The Torture Report, Barack Obama, and the Abdication of Leadership
The release earlier this week of the Senate's "torture report" has been discussed mostly in terms of what went on under George W. Bush's presidency and at "his" CIA. That lets other lawmakers—including Sen. Dianne Feinstein, the Democrat in charge of the committee that released the report, and Barack Obama, among others—off way too easy. And it leads to a serious misapprehension of the true significance of the mess in Washington, D.C. From my Daily Beast column on the topic:
We need to be clear about the ultimate import of the torture report, which covers a period from late 2001 through 2009 and whose release was unconscionably delayed for years. It won't be the cause of lowered international esteem for America or even attacks on overseas personnel. No, that's all due to the same old failed interventionist foreign policy, massive and ongoing drone attacks, and the proliferation of "dumb wars" over the past dozen years under both Republican and Democratic presidents and Congresses.
The torture report is simply the latest and most graphic incarnation of an existential leadership crisis that has eaten through Washington's moral authority and ability to govern, in the way road salt and rust eat through car mufflers in a Buffalo winter. "America is great because she is good," wrote Tocqueville back in the day. "If America ceases to be good, America will cease to be great." We've got a lot of explaining to do, not just to the rest of the world but to ourselves.
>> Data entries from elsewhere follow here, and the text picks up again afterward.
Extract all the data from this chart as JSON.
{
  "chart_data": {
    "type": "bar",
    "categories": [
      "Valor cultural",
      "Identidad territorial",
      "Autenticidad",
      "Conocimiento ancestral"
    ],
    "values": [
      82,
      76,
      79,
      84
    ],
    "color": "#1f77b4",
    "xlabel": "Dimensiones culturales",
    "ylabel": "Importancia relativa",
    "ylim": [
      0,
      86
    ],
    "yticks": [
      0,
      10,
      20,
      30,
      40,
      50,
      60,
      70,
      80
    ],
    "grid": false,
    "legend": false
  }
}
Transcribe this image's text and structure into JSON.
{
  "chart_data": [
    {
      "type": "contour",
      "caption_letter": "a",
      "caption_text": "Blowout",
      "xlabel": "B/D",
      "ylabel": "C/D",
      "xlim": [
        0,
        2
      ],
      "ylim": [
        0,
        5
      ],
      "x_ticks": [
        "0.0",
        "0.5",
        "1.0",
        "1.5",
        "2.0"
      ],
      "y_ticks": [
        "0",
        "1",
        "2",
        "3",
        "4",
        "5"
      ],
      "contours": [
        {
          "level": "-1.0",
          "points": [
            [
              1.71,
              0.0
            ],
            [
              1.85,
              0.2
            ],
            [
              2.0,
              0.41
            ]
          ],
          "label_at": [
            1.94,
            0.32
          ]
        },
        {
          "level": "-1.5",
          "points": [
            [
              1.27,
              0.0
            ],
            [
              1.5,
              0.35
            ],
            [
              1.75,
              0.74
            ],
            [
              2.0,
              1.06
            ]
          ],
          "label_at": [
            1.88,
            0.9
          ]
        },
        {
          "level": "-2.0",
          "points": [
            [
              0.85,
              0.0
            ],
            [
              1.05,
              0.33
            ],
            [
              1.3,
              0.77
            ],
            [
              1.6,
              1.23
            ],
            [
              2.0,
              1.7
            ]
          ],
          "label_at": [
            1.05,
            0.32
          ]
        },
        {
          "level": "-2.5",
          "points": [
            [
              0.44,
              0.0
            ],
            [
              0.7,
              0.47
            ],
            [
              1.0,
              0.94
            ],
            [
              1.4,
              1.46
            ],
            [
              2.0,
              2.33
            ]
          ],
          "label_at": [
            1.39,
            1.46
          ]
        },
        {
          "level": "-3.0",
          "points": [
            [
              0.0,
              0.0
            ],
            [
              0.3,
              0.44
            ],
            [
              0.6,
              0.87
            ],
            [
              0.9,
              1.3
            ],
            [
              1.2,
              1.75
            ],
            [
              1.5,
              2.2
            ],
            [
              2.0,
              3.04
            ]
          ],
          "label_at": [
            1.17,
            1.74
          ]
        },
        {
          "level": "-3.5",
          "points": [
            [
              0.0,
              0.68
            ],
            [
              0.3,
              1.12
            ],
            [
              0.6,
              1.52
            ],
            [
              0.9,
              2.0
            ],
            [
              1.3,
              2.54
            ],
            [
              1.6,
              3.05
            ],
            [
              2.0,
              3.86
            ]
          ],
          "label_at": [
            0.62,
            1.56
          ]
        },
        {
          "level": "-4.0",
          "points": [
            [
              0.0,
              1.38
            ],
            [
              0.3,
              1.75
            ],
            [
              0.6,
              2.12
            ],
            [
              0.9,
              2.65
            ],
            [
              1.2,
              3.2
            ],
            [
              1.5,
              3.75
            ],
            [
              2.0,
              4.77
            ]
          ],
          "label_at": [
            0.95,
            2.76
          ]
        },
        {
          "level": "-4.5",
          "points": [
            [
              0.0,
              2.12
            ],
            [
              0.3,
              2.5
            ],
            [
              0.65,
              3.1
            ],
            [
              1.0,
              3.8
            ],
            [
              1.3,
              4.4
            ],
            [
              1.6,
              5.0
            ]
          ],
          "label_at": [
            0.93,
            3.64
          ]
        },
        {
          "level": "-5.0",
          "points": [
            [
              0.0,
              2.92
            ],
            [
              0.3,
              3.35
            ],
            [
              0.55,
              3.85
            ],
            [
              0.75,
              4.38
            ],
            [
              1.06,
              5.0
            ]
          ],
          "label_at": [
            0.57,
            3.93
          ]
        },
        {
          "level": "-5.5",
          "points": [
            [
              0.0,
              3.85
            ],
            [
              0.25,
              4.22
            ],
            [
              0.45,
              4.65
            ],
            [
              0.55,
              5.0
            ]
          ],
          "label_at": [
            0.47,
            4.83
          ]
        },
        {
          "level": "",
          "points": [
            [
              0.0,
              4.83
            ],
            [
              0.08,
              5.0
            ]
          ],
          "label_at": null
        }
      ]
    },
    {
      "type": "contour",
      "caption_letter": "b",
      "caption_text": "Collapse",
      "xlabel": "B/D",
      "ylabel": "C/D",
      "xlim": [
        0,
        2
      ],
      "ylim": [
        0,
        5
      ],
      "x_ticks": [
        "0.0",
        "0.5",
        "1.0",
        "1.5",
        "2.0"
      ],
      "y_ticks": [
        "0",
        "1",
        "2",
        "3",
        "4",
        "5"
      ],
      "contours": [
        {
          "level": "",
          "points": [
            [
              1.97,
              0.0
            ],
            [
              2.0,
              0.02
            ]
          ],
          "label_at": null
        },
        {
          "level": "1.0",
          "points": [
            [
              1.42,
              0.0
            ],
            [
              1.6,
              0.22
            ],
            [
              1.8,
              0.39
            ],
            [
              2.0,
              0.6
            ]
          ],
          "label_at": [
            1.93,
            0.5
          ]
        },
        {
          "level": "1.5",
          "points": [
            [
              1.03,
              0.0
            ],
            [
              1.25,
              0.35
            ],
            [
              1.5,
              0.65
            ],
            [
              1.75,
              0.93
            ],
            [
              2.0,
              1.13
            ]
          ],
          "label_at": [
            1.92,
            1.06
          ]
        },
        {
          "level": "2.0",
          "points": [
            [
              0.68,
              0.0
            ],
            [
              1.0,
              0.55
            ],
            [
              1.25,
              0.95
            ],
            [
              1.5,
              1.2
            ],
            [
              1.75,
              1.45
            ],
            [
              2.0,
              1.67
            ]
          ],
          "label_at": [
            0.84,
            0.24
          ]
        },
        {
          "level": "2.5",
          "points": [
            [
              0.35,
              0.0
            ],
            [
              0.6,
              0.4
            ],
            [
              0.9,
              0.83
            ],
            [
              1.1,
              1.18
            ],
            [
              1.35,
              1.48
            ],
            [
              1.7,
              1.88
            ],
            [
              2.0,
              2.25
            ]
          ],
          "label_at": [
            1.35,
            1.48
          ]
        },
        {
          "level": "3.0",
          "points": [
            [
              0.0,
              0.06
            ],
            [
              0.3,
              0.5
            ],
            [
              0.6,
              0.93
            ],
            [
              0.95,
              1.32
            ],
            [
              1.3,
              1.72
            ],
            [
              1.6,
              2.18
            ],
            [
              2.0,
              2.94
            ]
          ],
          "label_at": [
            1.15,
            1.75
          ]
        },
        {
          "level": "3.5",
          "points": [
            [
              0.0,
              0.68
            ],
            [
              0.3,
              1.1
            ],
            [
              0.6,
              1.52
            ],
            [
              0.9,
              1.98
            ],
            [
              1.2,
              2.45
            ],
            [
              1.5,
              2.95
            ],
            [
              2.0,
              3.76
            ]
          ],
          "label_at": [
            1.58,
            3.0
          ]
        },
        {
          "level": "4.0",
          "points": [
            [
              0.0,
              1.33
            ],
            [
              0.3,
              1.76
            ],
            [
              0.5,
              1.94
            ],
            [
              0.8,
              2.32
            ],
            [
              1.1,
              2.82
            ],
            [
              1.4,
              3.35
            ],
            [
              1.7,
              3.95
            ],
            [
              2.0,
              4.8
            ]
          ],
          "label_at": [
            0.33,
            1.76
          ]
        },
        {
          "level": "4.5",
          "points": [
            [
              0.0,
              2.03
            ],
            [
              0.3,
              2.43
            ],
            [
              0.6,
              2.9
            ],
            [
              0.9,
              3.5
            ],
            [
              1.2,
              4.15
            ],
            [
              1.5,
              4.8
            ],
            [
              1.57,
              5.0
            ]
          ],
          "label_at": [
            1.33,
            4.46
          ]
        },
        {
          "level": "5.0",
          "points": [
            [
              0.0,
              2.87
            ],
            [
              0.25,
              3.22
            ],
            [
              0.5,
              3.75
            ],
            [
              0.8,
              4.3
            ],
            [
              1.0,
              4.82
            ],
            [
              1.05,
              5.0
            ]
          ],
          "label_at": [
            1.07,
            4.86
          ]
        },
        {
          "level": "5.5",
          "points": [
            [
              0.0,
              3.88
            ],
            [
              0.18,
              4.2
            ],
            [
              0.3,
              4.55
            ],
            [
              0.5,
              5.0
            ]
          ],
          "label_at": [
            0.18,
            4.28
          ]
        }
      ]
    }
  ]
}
How much longer will we countenance the post-9/11 national security state, which Edward Snowden's ongoing revelations remind us are constantly mutating into new forms and outrages?…
Nobody here has credibility. Claims that they never knew about waterboarding and other enhanced interrogation techniques by leaders such as Nancy Pelosi have never been particularly credible. Sen. Dianne Feinstein notes at the very start of the report, the original investigations started in 2007 when it came to light that the CIA had destroyed (accidentally!) video of its interrogations. What took so long for this all to see the light of day? And for all President Obama's cloying campaign patter about transparency, he still chose to keep 9,400 CIA documentsfrom the Senate Committee, citing "executive privilege." Some secrets, it seems, must be kept even from elected representatives who could still be sworn to secrecy….
The leadership in both parties is laughable and ineffective, incapable even of pushing a budget through in the official manner while missing no opportunity to sermonize on the real and imagined evils of their legislative adversaries. The torture report taunts both sides equally because in the final analysis, the difference between "How could you support this?" and "How could you let this happen?" is morally null and void.